Die AUB versammelte sich, um nach den Erschütterungen der vergangenen Monate nach vorn zu blicken. Ein neuer Vorstand und mehr Transparenz waren angekündigt - das eine gibt es nun, beim anderen bestehen Zweifel. Von Aufarbeitung ist wenig zu spüren, statt dessen steckt der Kopf weiter fest im Sand: "Das ist eine Affäre Schelsky, keine AUB- Affäre."

zum Download:
AUB-Broschuere-07_01.pdf

Am Samstag kamen die Mitglieder der AUB in Nürnberg zusammen, um sich neu zu formieren. Inwiefern das gelungen ist, und ob es von allen Beteiligten wirklich aufrichtig beabsichtigt war, ist offen; fest steht allerdings, dass die angekündigte neue Transparenz noch nicht so recht in Schwung ist. Immerhin, der komplett ausgetauschte neue Vorstand räumte erstmals offiziell ein, was mittlerweile ohnehin allgemein bekannt ist: dass die AUB beträchtliche Kosten wie etwa die Gehälter ihrer Mitarbeiter in den fünf Geschäftsstellen aus Privatmitteln Wilhelm Schelskys finanzierte.

Schluss mit Luxus

Der frisch gebackene Schatzmeisters Andreas Braum erklärte, Schelsky habe zudem unter anderem bei früheren Mitgliederversammlungen Übernachtung und Bewirtung der angereisten "Unabhängigen" gezahlt; nicht von ungefähr enthielt die Einladung in diesem Jahr den ausdrücklichen Hinweis, jeder habe seinen Aufenthalt selbst zu begleichen. Schluss ist auch mit "anderem Luxus, den es künftig nicht mehr geben wird", so Braum. Wieviel Geld denn nun auf diese Weise in die AUB geflossenen ist, will Schelskys langjährige Stellvertreterin Ingrid Brand-Hückstädt nach wie vor nicht gewusst haben.

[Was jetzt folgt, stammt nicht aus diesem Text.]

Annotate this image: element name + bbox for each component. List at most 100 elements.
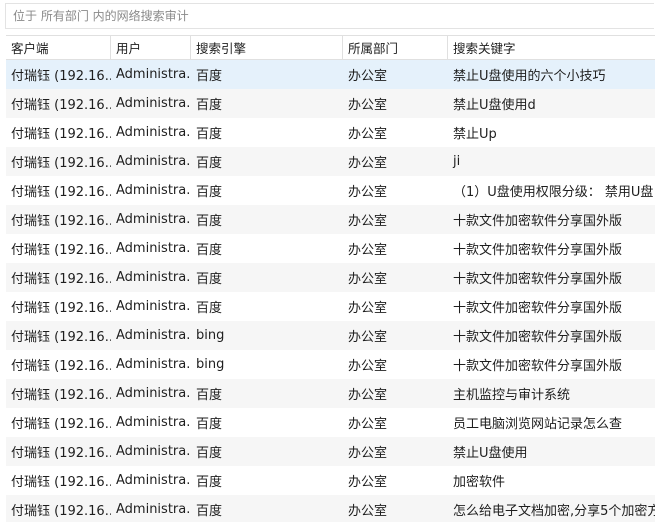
table-row[interactable]: 付瑞钰 (192.16... Administra... 百度 办公室 十款文件加密软件… bbox=[6, 292, 655, 321]
cell-client: 付瑞钰 (192.16... bbox=[11, 446, 111, 461]
cell-client: 付瑞钰 (192.16... bbox=[11, 214, 111, 229]
cell-client: 付瑞钰 (192.16... bbox=[11, 330, 111, 345]
cell-search-engine: 百度 bbox=[196, 417, 223, 432]
cell-search-engine: 百度 bbox=[196, 446, 223, 461]
cell-keyword: 十款文件加密软件分享国外版 bbox=[453, 272, 623, 287]
table-row[interactable]: 付瑞钰 (192.16... Administra... bing 办公室 十款文件加密… bbox=[6, 321, 655, 350]
table-row[interactable]: 付瑞钰 (192.16... Administra... 百度 办公室 禁止U盘使用d bbox=[6, 89, 655, 118]
table-row[interactable]: 付瑞钰 (192.16... Administra... 百度 办公室 员工电脑浏览网站… bbox=[6, 408, 655, 437]
cell-keyword: 十款文件加密软件分享国外版 bbox=[453, 214, 623, 229]
table-row[interactable]: 付瑞钰 (192.16... Administra... 百度 办公室 禁止U盘使用的六… bbox=[6, 60, 655, 89]
cell-keyword: ji bbox=[453, 154, 461, 169]
cell-user: Administra... bbox=[116, 241, 191, 256]
table-row[interactable]: 付瑞钰 (192.16... Administra... 百度 办公室 加密软件 bbox=[6, 466, 655, 495]
cell-user: Administra... bbox=[116, 154, 191, 169]
cell-client: 付瑞钰 (192.16... bbox=[11, 475, 111, 490]
table-row[interactable]: 付瑞钰 (192.16... Administra... 百度 办公室 怎么给电子文档加… bbox=[6, 495, 655, 522]
cell-department: 办公室 bbox=[348, 69, 388, 84]
cell-client: 付瑞钰 (192.16... bbox=[11, 156, 111, 171]
cell-client: 付瑞钰 (192.16... bbox=[11, 69, 111, 84]
cell-keyword: 主机监控与审计系统 bbox=[453, 388, 571, 403]
cell-client: 付瑞钰 (192.16... bbox=[11, 243, 111, 258]
cell-client: 付瑞钰 (192.16... bbox=[11, 272, 111, 287]
cell-department: 办公室 bbox=[348, 156, 388, 171]
cell-user: Administra... bbox=[116, 96, 191, 111]
cell-user: Administra... bbox=[116, 386, 191, 401]
audit-table: 客户端 用户 搜索引擎 所属部门 搜索关键字 付瑞钰 (192.16... Adm… bbox=[6, 35, 655, 522]
cell-user: Administra... bbox=[116, 270, 191, 285]
cell-search-engine: 百度 bbox=[196, 388, 223, 403]
cell-user: Administra... bbox=[116, 444, 191, 459]
cell-client: 付瑞钰 (192.16... bbox=[11, 388, 111, 403]
cell-keyword: 十款文件加密软件分享国外版 bbox=[453, 330, 623, 345]
cell-department: 办公室 bbox=[348, 243, 388, 258]
table-row[interactable]: 付瑞钰 (192.16... Administra... 百度 办公室 禁止U盘使用 bbox=[6, 437, 655, 466]
cell-user: Administra... bbox=[116, 502, 191, 517]
cell-search-engine: 百度 bbox=[196, 69, 223, 84]
search-box[interactable] bbox=[5, 3, 654, 29]
cell-search-engine: 百度 bbox=[196, 504, 223, 519]
table-row[interactable]: 付瑞钰 (192.16... Administra... 百度 办公室 ji bbox=[6, 147, 655, 176]
cell-search-engine: 百度 bbox=[196, 301, 223, 316]
search-input[interactable] bbox=[6, 4, 654, 28]
cell-user: Administra... bbox=[116, 299, 191, 314]
column-header-user[interactable]: 用户 bbox=[111, 36, 191, 59]
cell-client: 付瑞钰 (192.16... bbox=[11, 185, 111, 200]
cell-keyword: 禁止U盘使用d bbox=[453, 98, 536, 113]
table-row[interactable]: 付瑞钰 (192.16... Administra... 百度 办公室 禁止Up bbox=[6, 118, 655, 147]
cell-keyword: 十款文件加密软件分享国外版 bbox=[453, 301, 623, 316]
cell-keyword: 禁止Up bbox=[453, 127, 497, 142]
cell-department: 办公室 bbox=[348, 301, 388, 316]
cell-search-engine: 百度 bbox=[196, 214, 223, 229]
column-header-keyword[interactable]: 搜索关键字 bbox=[448, 36, 655, 59]
cell-department: 办公室 bbox=[348, 272, 388, 287]
cell-search-engine: 百度 bbox=[196, 272, 223, 287]
cell-search-engine: 百度 bbox=[196, 243, 223, 258]
table-row[interactable]: 付瑞钰 (192.16... Administra... bing 办公室 十款文件加密… bbox=[6, 350, 655, 379]
cell-department: 办公室 bbox=[348, 214, 388, 229]
cell-client: 付瑞钰 (192.16... bbox=[11, 127, 111, 142]
cell-user: Administra... bbox=[116, 67, 191, 82]
column-header-client[interactable]: 客户端 bbox=[6, 36, 111, 59]
cell-user: Administra... bbox=[116, 328, 191, 343]
table-row[interactable]: 付瑞钰 (192.16... Administra... 百度 办公室 （1）U盘使用权… bbox=[6, 176, 655, 205]
cell-client: 付瑞钰 (192.16... bbox=[11, 417, 111, 432]
cell-search-engine: bing bbox=[196, 357, 225, 372]
cell-user: Administra... bbox=[116, 357, 191, 372]
cell-search-engine: 百度 bbox=[196, 185, 223, 200]
cell-department: 办公室 bbox=[348, 359, 388, 374]
cell-search-engine: 百度 bbox=[196, 98, 223, 113]
cell-department: 办公室 bbox=[348, 98, 388, 113]
cell-client: 付瑞钰 (192.16... bbox=[11, 359, 111, 374]
table-row[interactable]: 付瑞钰 (192.16... Administra... 百度 办公室 十款文件加密软件… bbox=[6, 234, 655, 263]
table-header: 客户端 用户 搜索引擎 所属部门 搜索关键字 bbox=[6, 35, 655, 60]
table-body: 付瑞钰 (192.16... Administra... 百度 办公室 禁止U盘使用的六… bbox=[6, 60, 655, 522]
cell-department: 办公室 bbox=[348, 330, 388, 345]
cell-department: 办公室 bbox=[348, 417, 388, 432]
column-header-department[interactable]: 所属部门 bbox=[343, 36, 448, 59]
cell-keyword: 禁止U盘使用的六个小技巧 bbox=[453, 69, 606, 84]
cell-user: Administra... bbox=[116, 415, 191, 430]
table-row[interactable]: 付瑞钰 (192.16... Administra... 百度 办公室 主机监控与审计系… bbox=[6, 379, 655, 408]
cell-keyword: 怎么给电子文档加密,分享5个加密方法 bbox=[453, 504, 655, 519]
cell-keyword: 员工电脑浏览网站记录怎么查 bbox=[453, 417, 623, 432]
cell-search-engine: 百度 bbox=[196, 127, 223, 142]
cell-keyword: 十款文件加密软件分享国外版 bbox=[453, 243, 623, 258]
cell-keyword: （1）U盘使用权限分级： 禁用U盘： bbox=[453, 185, 655, 200]
cell-search-engine: 百度 bbox=[196, 475, 223, 490]
cell-keyword: 加密软件 bbox=[453, 475, 506, 490]
table-row[interactable]: 付瑞钰 (192.16... Administra... 百度 办公室 十款文件加密软件… bbox=[6, 263, 655, 292]
cell-keyword: 禁止U盘使用 bbox=[453, 446, 528, 461]
cell-department: 办公室 bbox=[348, 127, 388, 142]
cell-client: 付瑞钰 (192.16... bbox=[11, 504, 111, 519]
column-header-search-engine[interactable]: 搜索引擎 bbox=[191, 36, 343, 59]
table-row[interactable]: 付瑞钰 (192.16... Administra... 百度 办公室 十款文件加密软件… bbox=[6, 205, 655, 234]
cell-search-engine: bing bbox=[196, 328, 225, 343]
cell-department: 办公室 bbox=[348, 475, 388, 490]
cell-keyword: 十款文件加密软件分享国外版 bbox=[453, 359, 623, 374]
cell-search-engine: 百度 bbox=[196, 156, 223, 171]
cell-user: Administra... bbox=[116, 125, 191, 140]
cell-department: 办公室 bbox=[348, 446, 388, 461]
cell-department: 办公室 bbox=[348, 388, 388, 403]
network-search-audit-panel: 客户端 用户 搜索引擎 所属部门 搜索关键字 付瑞钰 (192.16... Adm… bbox=[0, 0, 655, 522]
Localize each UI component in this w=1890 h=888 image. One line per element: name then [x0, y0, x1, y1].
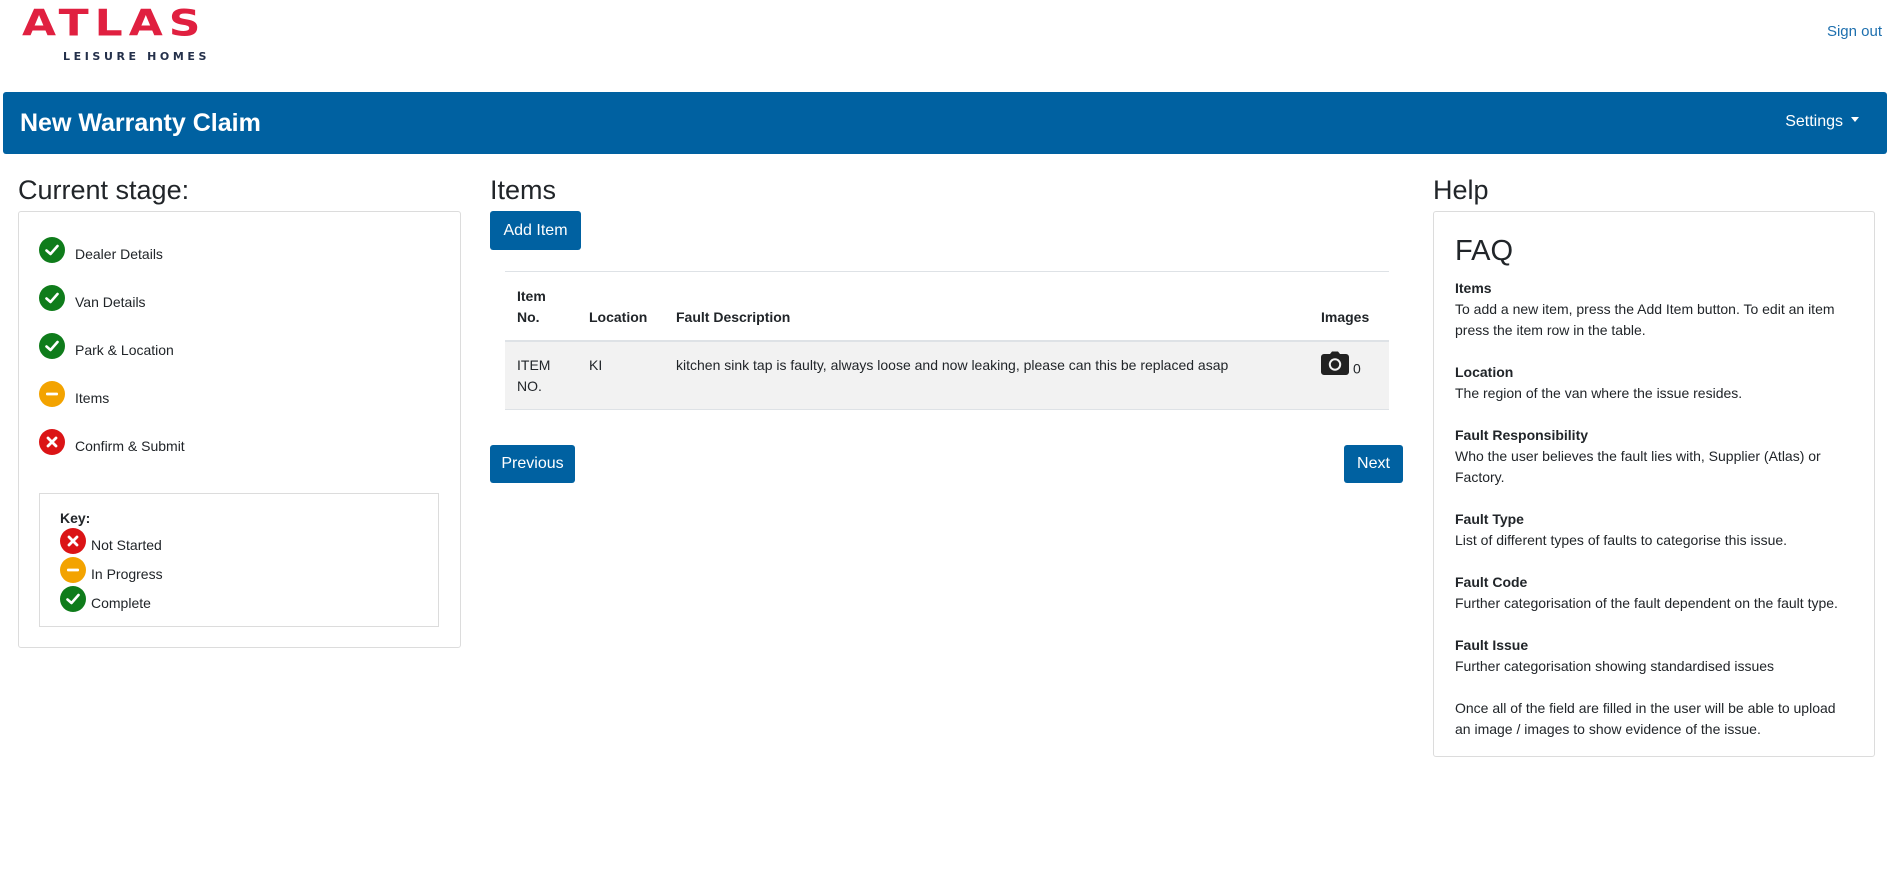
faq-answer: List of different types of faults to cat… [1455, 532, 1788, 548]
key-label: Not Started [91, 537, 162, 553]
items-heading: Items [490, 175, 557, 205]
image-count: 0 [1353, 360, 1361, 377]
cell-fault-description: kitchen sink tap is faulty, always loose… [664, 341, 1309, 410]
cell-location: KI [577, 341, 664, 410]
cross-icon [60, 528, 86, 554]
help-panel: FAQ Items To add a new item, press the A… [1433, 211, 1875, 757]
key-label: In Progress [91, 566, 163, 582]
stage-item-items[interactable]: Items [39, 379, 109, 409]
faq-footer: Once all of the field are filled in the … [1455, 700, 1836, 737]
stage-item-confirm-submit[interactable]: Confirm & Submit [39, 427, 185, 457]
faq-list: Items To add a new item, press the Add I… [1455, 278, 1855, 761]
status-key: Key: Not Started In Progress Complete [39, 493, 439, 627]
faq-entry: Fault Code Further categorisation of the… [1455, 572, 1855, 614]
check-icon [39, 237, 65, 263]
faq-question: Fault Code [1455, 574, 1528, 590]
col-location: Location [577, 271, 664, 342]
add-item-button[interactable]: Add Item [490, 211, 581, 250]
faq-question: Fault Issue [1455, 637, 1529, 653]
faq-entry: Fault Issue Further categorisation showi… [1455, 635, 1855, 677]
settings-dropdown[interactable]: Settings [1785, 113, 1859, 131]
faq-question: Fault Responsibility [1455, 427, 1589, 443]
help-heading: Help [1433, 175, 1489, 205]
cross-icon [39, 429, 65, 455]
previous-button[interactable]: Previous [490, 445, 575, 483]
title-bar: New Warranty Claim Settings [3, 92, 1887, 154]
stage-item-label: Van Details [75, 294, 146, 310]
current-stage-heading: Current stage: [18, 175, 190, 205]
minus-icon [60, 557, 86, 583]
faq-answer: Who the user believes the fault lies wit… [1455, 448, 1821, 485]
faq-question: Fault Type [1455, 511, 1524, 527]
key-label: Complete [91, 595, 151, 611]
faq-question: Items [1455, 280, 1492, 296]
check-icon [39, 333, 65, 359]
check-icon [39, 285, 65, 311]
faq-answer: Further categorisation of the fault depe… [1455, 595, 1838, 611]
faq-question: Location [1455, 364, 1514, 380]
key-title: Key: [60, 510, 91, 526]
minus-icon [39, 381, 65, 407]
caret-down-icon [1851, 117, 1859, 123]
faq-answer: Further categorisation showing standardi… [1455, 658, 1775, 674]
table-row[interactable]: ITEM NO. KI kitchen sink tap is faulty, … [505, 341, 1389, 410]
table-header-row: Item No. Location Fault Description Imag… [505, 271, 1389, 342]
faq-answer: The region of the van where the issue re… [1455, 385, 1743, 401]
faq-entry: Items To add a new item, press the Add I… [1455, 278, 1855, 341]
faq-entry: Location The region of the van where the… [1455, 362, 1855, 404]
stage-panel: Dealer Details Van Details Park & Locati… [18, 211, 461, 648]
check-icon [60, 586, 86, 612]
items-table: Item No. Location Fault Description Imag… [505, 271, 1389, 410]
stage-item-van-details[interactable]: Van Details [39, 283, 146, 313]
settings-label: Settings [1785, 113, 1843, 130]
camera-icon[interactable] [1321, 351, 1349, 381]
key-in-progress: In Progress [60, 557, 163, 583]
faq-title: FAQ [1455, 235, 1514, 267]
stage-item-label: Confirm & Submit [75, 438, 185, 454]
sign-out-link[interactable]: Sign out [1827, 23, 1882, 40]
col-item-no: Item No. [505, 271, 577, 342]
cell-item-no: ITEM NO. [505, 341, 577, 410]
page-title: New Warranty Claim [20, 109, 261, 137]
faq-entry: Fault Responsibility Who the user believ… [1455, 425, 1855, 488]
col-fault-description: Fault Description [664, 271, 1309, 342]
key-complete: Complete [60, 586, 151, 612]
stage-item-label: Items [75, 390, 110, 406]
stage-item-park-location[interactable]: Park & Location [39, 331, 174, 361]
faq-entry: Fault Type List of different types of fa… [1455, 509, 1855, 551]
key-not-started: Not Started [60, 528, 162, 554]
col-images: Images [1309, 271, 1389, 342]
stage-item-label: Park & Location [75, 342, 174, 358]
cell-images: 0 [1309, 341, 1389, 410]
stage-item-dealer-details[interactable]: Dealer Details [39, 235, 163, 265]
atlas-logo: ATLAS LEISURE HOMES [22, 2, 252, 63]
next-button[interactable]: Next [1344, 445, 1403, 483]
logo-subtext: LEISURE HOMES [63, 50, 211, 63]
stage-item-label: Dealer Details [75, 246, 163, 262]
logo-text: ATLAS [22, 2, 207, 45]
faq-answer: To add a new item, press the Add Item bu… [1455, 301, 1835, 338]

Die Scheuklappen sitzen unverändert

Überhaupt beweist sie erstaunliche Konsequenz darin, trotz erdrückender Fakten die zu Unrecht kritisierte Unschuld zu geben. In Nürnberg wiederholte sie tapfer ihr Sprüchlein, es gebe eine "Affäre Schelsky, keine AUB- Affäre" - das mag rein juristisch stimmen, zeugt aber unverkennbar vom festen Sitz der Scheuklappen über beiden Augen. Zumindest sieht sie heute ein, sie hätte als Vorstandsmitglied vielleicht doch "in der Tat nachfragen müssen", wenn Schelsky den Haushaltsplan im Alleingang aufstellt und Fragen "regelmäßig abgewürgt" habe. Als Indiz für das Ausmaß der nun entstandenen Finanzlücke mag dienen, dass die Landesgeschäftsstellen der AUB künftig geschlossen bleiben, obwohl der Mitgliedsbeitrag um 50 Prozent ansteigt.

Friede mit Schelsky

Schelskys Nachfolger ist jetzt der Hamburger Airbus-Betriebsrat Rainer Knoob, der betont, die frühere "Ein-Mann-Show ist jetzt vorbei." Das mag stimmen, beseitigt aber nicht all das, was aus über zwanzig Jahren der Ära Schelsky ohne erkennbare Aufarbeitung geblieben ist. Am Willen zu solcher Bewältigung der Altlasten darf man angesichts des "Neuanfangs" zweifeln: Statt sich mit der Affäre auseinanderzusetzen, erklärte Brand-Hückstädt, die AUB habe "an diesem Wochenende ihren Frieden gemacht mit Schelsky. Er ist Teil der AUB und wir werden ihn irgendwann mal hinter uns lassen".

Bis dahin allerdings scheint man sich von Schelsky immer noch nicht endgültig trennen zu wollen - oder zu können. Mehrere Anträge nach §11 der neuen Satzung ("Mitglieder [...] können aus der AUB ausgeschlossen werden, wenn [...] ihre Mitgliedschaft [...] dem Ansehen der AUB schadet") scheiterten.

10.000 Mitglieder statt 30.000?

Wie gehabt intransparent bleibt auch der Umgang mit Mitgliederzahlen. 30.000 nannte die AUB seit Jahren stolz; als auf der Versammlung die Frage danach laut wurde, verwies Brand-Hückstädt an Stelle einer Antwort auf die Möglichkeit, nach vorne zu kommen und in die Listen zu sehen. Wie die "Süddeutsche Zeitung" berichtet, nannte ein Mitglied anschließend die Zahl 10.000. Der Vorstand gab seinerseits immerhin zu, die Schelsky-Affäre habe zu rund 500 Austritten vor allem bei Siemens geführt, darunter allein ein Drittel von zirka 1.000 Betriebsratsmitgliedern: "Bei Siemens ist das Ganze eine echtes Problem."

"Chance verspielt"

Was also unter dem Strich herausgekommen ist beim groß angekündigten Neuanfang der AUB, fasst ein Kommentar der Printausgabe der "Süddeutschen" am Montag unter der Überschrift "Chance verspielt" zusammen: "Tatsächlich blieb die AUB jeden Beweis schuldig, mit ihrer Vergangenheit vollständig gebrochen zu haben. [...] Ernst nehmen kann man sie nicht."